SeedInvest
- Industry: Crowdfunding
- Founded: 2012; 14 years ago
- Founders: Ryan Feit, James Han
- Headquarters: New York City, United States
- Area served: United States
- Services: Entrepreneurship, startups, investment
- Owners: Circle Internet Financial Ltd.
- Number of employees: 30+
- Website: www.seedinvest.com

= SeedInvest =

American financial technology company

SeedInvest is an equity crowdfunding platform that connects startups with investors online. The company was founded in 2012 and launched in 2013. SeedInvest has focused on building liquidity in the platform by attracting high-net-worth individuals, family offices and venture capital firms. SeedInvest screens and vets deals before allowing them to take advantage of the JOBS Act exemption permitting General Solicitation. In September 2014 the company launched a partnership with Angel Investing website Gust.

In October 2018, SeedInvest was acquired by peer-to-peer payment company Circle Internet Financial Ltd.

In 2023, StartEngine, a U.S.-based equity crowdfunding platform, officially acquired assets of SeedInvest, from Pluto Holdings, LLC, an affiliate of Circle Internet Financial.

==Funding==
SeedInvest raised a significant portion of its own $4.15 million Series A funding round online in April 2014.
It was led by Scout Ventures, a venture capital firm, and a mix of other venture capital and angel investors.
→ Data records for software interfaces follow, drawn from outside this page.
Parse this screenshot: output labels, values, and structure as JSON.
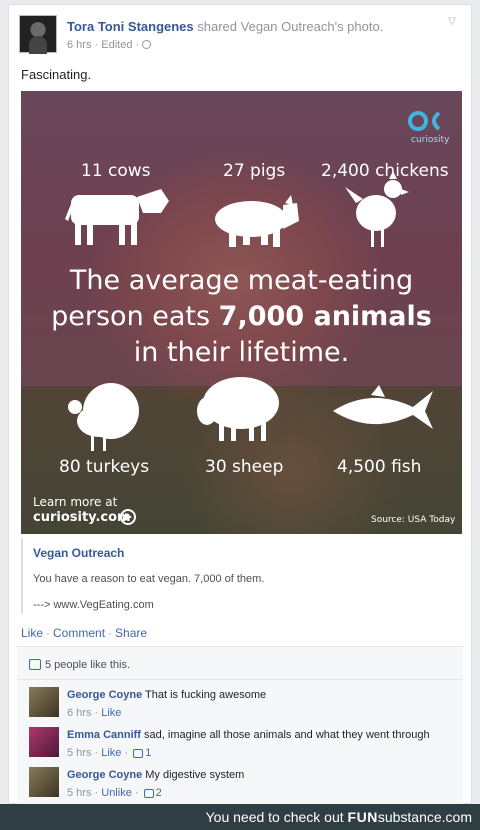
{
  "post": {
    "author": "Tora Toni Stangenes",
    "shared_text": " shared Vegan Outreach's photo.",
    "time": "6 hrs",
    "edited": "Edited",
    "status": "Fascinating."
  },
  "image": {
    "counts": {
      "cows": "11 cows",
      "pigs": "27 pigs",
      "chickens": "2,400 chickens",
      "turkeys": "80 turkeys",
      "sheep": "30 sheep",
      "fish": "4,500 fish"
    },
    "headline_1": "The average meat-eating",
    "headline_2a": "person eats ",
    "headline_2b": "7,000 animals",
    "headline_3": "in their lifetime.",
    "logo_text": "curiosity",
    "learn_more_1": "Learn more at",
    "learn_more_2": "curiosity.com",
    "source": "Source: USA Today"
  },
  "attachment": {
    "title": "Vegan Outreach",
    "description": "You have a reason to eat vegan. 7,000 of them.",
    "link": "---> www.VegEating.com"
  },
  "actions": {
    "like": "Like",
    "comment": "Comment",
    "share": "Share"
  },
  "likes_summary": "5 people like this.",
  "comments": [
    {
      "name": "George Coyne",
      "text": "That is fucking awesome",
      "time": "6 hrs",
      "action": "Like",
      "likes": ""
    },
    {
      "name": "Emma Canniff",
      "text": "sad, imagine all those animals and what they went through",
      "time": "5 hrs",
      "action": "Like",
      "likes": "1"
    },
    {
      "name": "George Coyne",
      "text": "My digestive system",
      "time": "5 hrs",
      "action": "Unlike",
      "likes": "2"
    }
  ],
  "footer": {
    "text": "You need to check out ",
    "brand_a": "FUN",
    "brand_b": "substance",
    "brand_c": ".com"
  },
  "colors": {
    "link_blue": "#365899",
    "logo_teal": "#3fb6e0",
    "footer_bg": "#2e3e43"
  }
}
An earlier round of seed capital was raised in 2013. In 2020, it has raised a total of $5.1 million. The platform sends start-ups for intensive verification; investors can participate for as little as $500 with a 2% fee. Fees, capped at $300, are refundable if the listing fails to meet its fundraising goal.

==JOBS Act==
SeedInvest founders Ryan Feit and James Han were involved in consultation with the U.S. Securities and Exchange Commission (SEC) and in the United States Congress for the passing of the JOBS Act. The JOBS Act included provisions that permit online equity crowdfunding by platforms such as SeedInvest. SeedInvest hosted the first Testing The Waters campaign under the new Regulation A rules for equity crowdfunding on June 19, 2015.